I am trying to understand how to use Rebol in a way that will be 
flexable to read maybe a few hundred Cisco config files & command 
outputs with perhaps 20 or 30 different types of rules for finding 
stuff then putting it into a structure that will be easy to search 
for patterns & extract summeries of  information. All the information 
you might have in a network diagram, but in a text or database format.
Sunanda
17-Apr-2009
[1732]
One huge parse may be technically neat. But it probably does not 
match the real world needs.


Petr's (and other's advice) to break the problem down into managable 
(and separately debuggable chunks) is a good approach.


And, remember, in the Real World, you may also need to track original 
line number (before removal of comments and blanks) to be able to 
give good error messages :  "Bad data encountered near line 12,652"
mhinson
17-Apr-2009
[1733]
I have been studying the code from sqlab but I cant understand it 
enough to modify it. This is a deconstruction of part of it with 
my comments added. I would love a hand to understand this a bit more. 
 I cant find any documentation for this sort of thing that I can 
understand. 

I have also been trying to retrieve an index number when reading 
lines so it can be used as suggested by Sunanda. drawn a blank so 
far.



parse/all lines [                ;; parse the whole block called 
lines /all makes parsing only use values given below 

                                            ;; I am not sure if this is itteratied or the whole block parsed 
                                            as one. 
	(wanted: copy [])  ;; initalise wanted 

 | some [                 ;; one or more matches needed to return 
 true

  ifa: "interface"  some [   ;; ifa is given a string value right in 
  the middle of the parsing code

                                            ;; I see why, but not how this is able to slip into the middle here

                                            ;; then some starts another block so perhaps the "interface" is used 
                                            by parse too??

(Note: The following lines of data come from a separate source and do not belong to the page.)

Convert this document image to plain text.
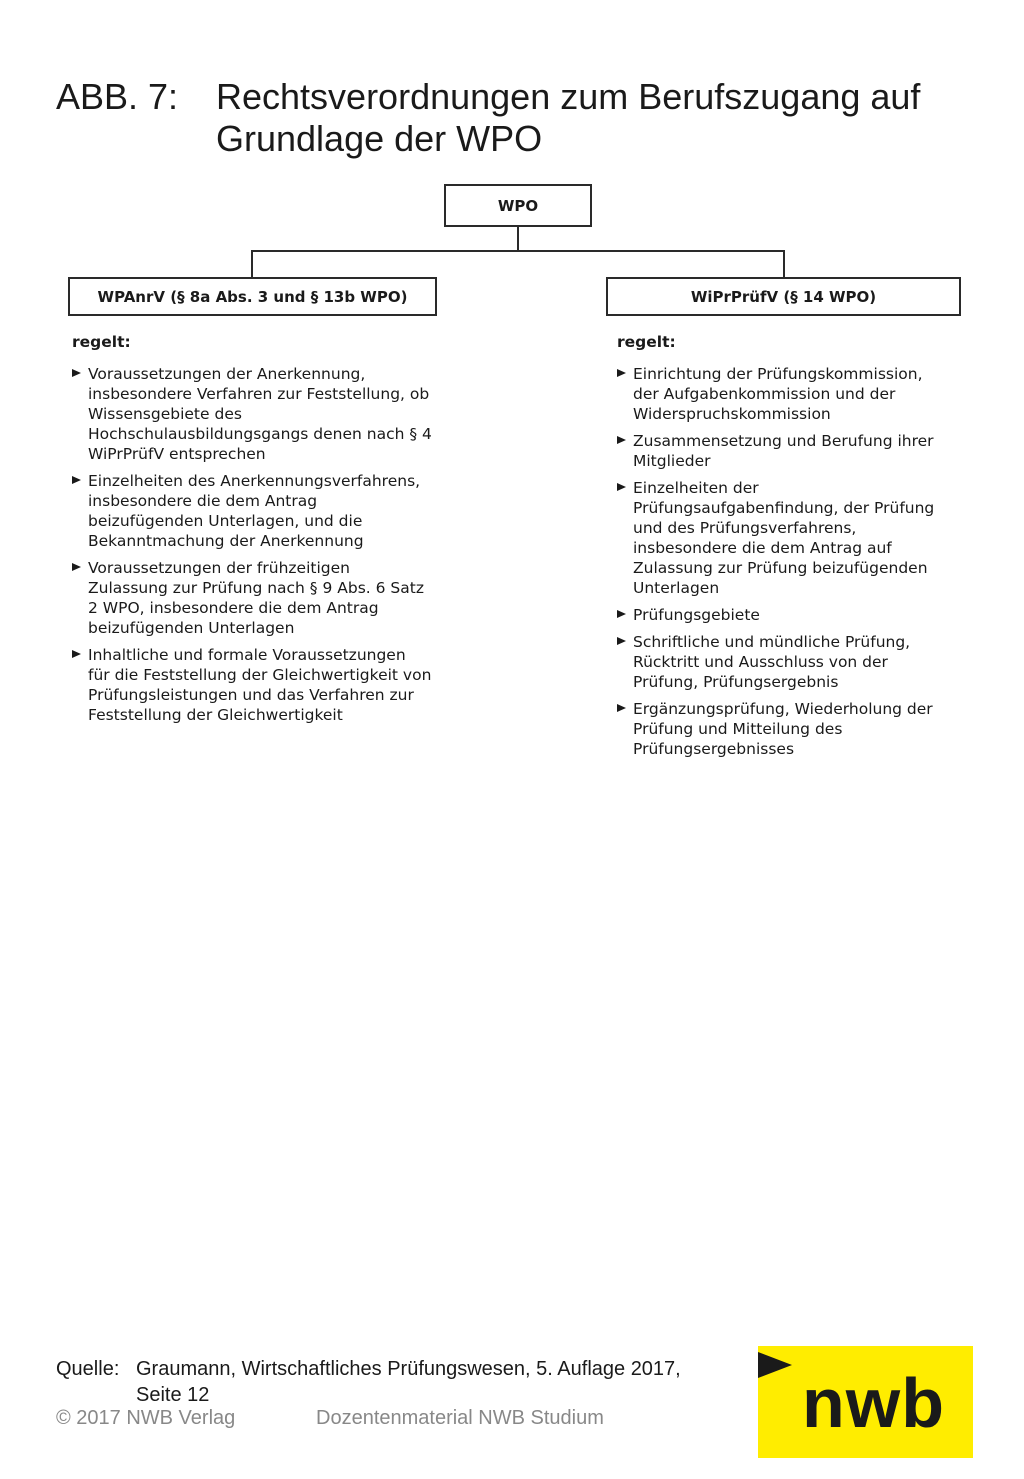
ABB. 7: Rechtsverordnungen zum Berufszugang auf Grundlage der WPO
WPO
WPAnrV (§ 8a Abs. 3 und § 13b WPO)	WiPrPrüfV (§ 14 WPO)
regelt:
Voraussetzungen der Anerkennung, insbesondere Verfahren zur Feststellung, ob Wissensgebiete des Hochschulausbildungsgangs denen nach § 4 WiPrPrüfV entsprechen
Einzelheiten des Anerkennungsverfahrens, insbesondere die dem Antrag beizufügenden Unterlagen, und die Bekanntmachung der Anerkennung
Voraussetzungen der frühzeitigen Zulassung zur Prüfung nach § 9 Abs. 6 Satz 2 WPO, insbesondere die dem Antrag beizufügenden Unterlagen
Inhaltliche und formale Voraussetzungen für die Feststellung der Gleichwertigkeit von Prüfungsleistungen und das Verfahren zur Feststellung der Gleichwertigkeit
regelt:
Einrichtung der Prüfungskommission, der Aufgabenkommission und der Widerspruchskommission
Zusammensetzung und Berufung ihrer Mitglieder
Einzelheiten der Prüfungsaufgabenfindung, der Prüfung und des Prüfungsverfahrens, insbesondere die dem Antrag auf Zulassung zur Prüfung beizufügenden Unterlagen
Prüfungsgebiete
Schriftliche und mündliche Prüfung, Rücktritt und Ausschluss von der Prüfung, Prüfungsergebnis
Ergänzungsprüfung, Wiederholung der Prüfung und Mitteilung des Prüfungsergebnisses
Quelle: Graumann, Wirtschaftliches Prüfungswesen, 5. Auflage 2017,
Seite 12
© 2017 NWB Verlag	Dozentenmaterial NWB Studium	nwb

   ife: "point-to-point"  break  ;; no idea how the syntax works here
			| ife: newline    break           ;; or here

   | skip                                      ;; this skips I think 
   till one of the OR conditions are met from below?
		]

  (append/only  append wanted copy/part ifa ife   interf:  copy []) 
    ;;  I dont understand what block append/only is working on here

                                                                                                                                           ;;  append to block wanted using a part copy between ifa & ife but 
                                                                                                                                           I 

                                                                                                                                           ;;  dont understand the source for the copy 

  | some [                                                     ;; I 
  think perhaps all the below rules are end or search paterns?   
			s: " interface" (interf: copy [])
	        | drule
	        | iprule
	        | norule
	        | pvcrul
	        | pprule
	        | !rule
	        | break 
		] thru newline           ;; final catchall end search pattern. 
	]
]


Sorry to ask so many questions, feel free to throw me out if this 
is just too much, but I have spent several hours on this fragment 
allready. Thanks.
Henrik
17-Apr-2009
[1734]
I think we need to take them a few bits at a time
mhinson
17-Apr-2009
[1735]
:-)
Geomol
17-Apr-2009
[1736]
You can parse strings and blocks. The /all refinement is used when 
parsing strings, not blocks. From your first comments, it seems, 
you're parsing blocks, so you don't need /all. What is lines? A string 
or a block?
Henrik
17-Apr-2009
[1737]
the ife: mentions you have there are not strings that are set in 
the middle of things. a set-word! will register the current index 
in the block being parsed.
mhinson
17-Apr-2009
[1738]
lines is from something like
lines: read %file.txt

or lines: {line one
line2
line3}
Geomol
17-Apr-2009
[1739x2]
Ok, you're parsing a string then. Then using /all is ok.
Put the
wanted: copy []

up front before you parse. Then drop the first or, |, just before 
SOME
Henrik
17-Apr-2009
[1741x3]
the difference between using a set-word and SET word!:

parse [a b c d] [
	w1: word! (probe w1)
	w2: word! (probe w1 probe w2)
	set w3 word! (probe w1 probe w2 probe w3)
	w4: word! (probew1 probe w2 probe w3 probe w4/1)
]
using a get-word! will allow you to change the position of parsing.
basically you must remember that a dialect doesn't uphold normal 
REBOL syntax.
mhinson
17-Apr-2009
[1744]
It sounds as if I have missed the understanding of what a dialect 
is.
[unknown: 5]
17-Apr-2009
[1745]
are you familiar with SQL?  SQL is a form of dialect.
mhinson
17-Apr-2009
[1746]
I know SQL in very general terms, but could not write a query
[unknown: 5]
17-Apr-2009
[1747]
That isn't important but what is important to understand a dialect 
is that a dialect means of expression that is interpreted by the 
underlying language.  Consider the following:

buy two cups soda at five dollars
mhinson
17-Apr-2009
[1748]
ok
[unknown: 5]
17-Apr-2009
[1749]
Each of those words could be interpreted by an underlying function 
to create a sum of the total cost.
Henrik
17-Apr-2009
[1750x2]
A dialect is just a block of data that is processed in a certain 
way by REBOL. You can't evaluate it directly, but need some kind 
of parser to process it. You can create all sorts of crazy languages 
that way. Both the first and the second arguments to PARSE are dialects. 
The first one is the dialect block you provide to PARSE, the second 
one is the dialect used to process the first dialect. :-)
Without this understanding, PARSE is very difficult to grasp the 
concept of.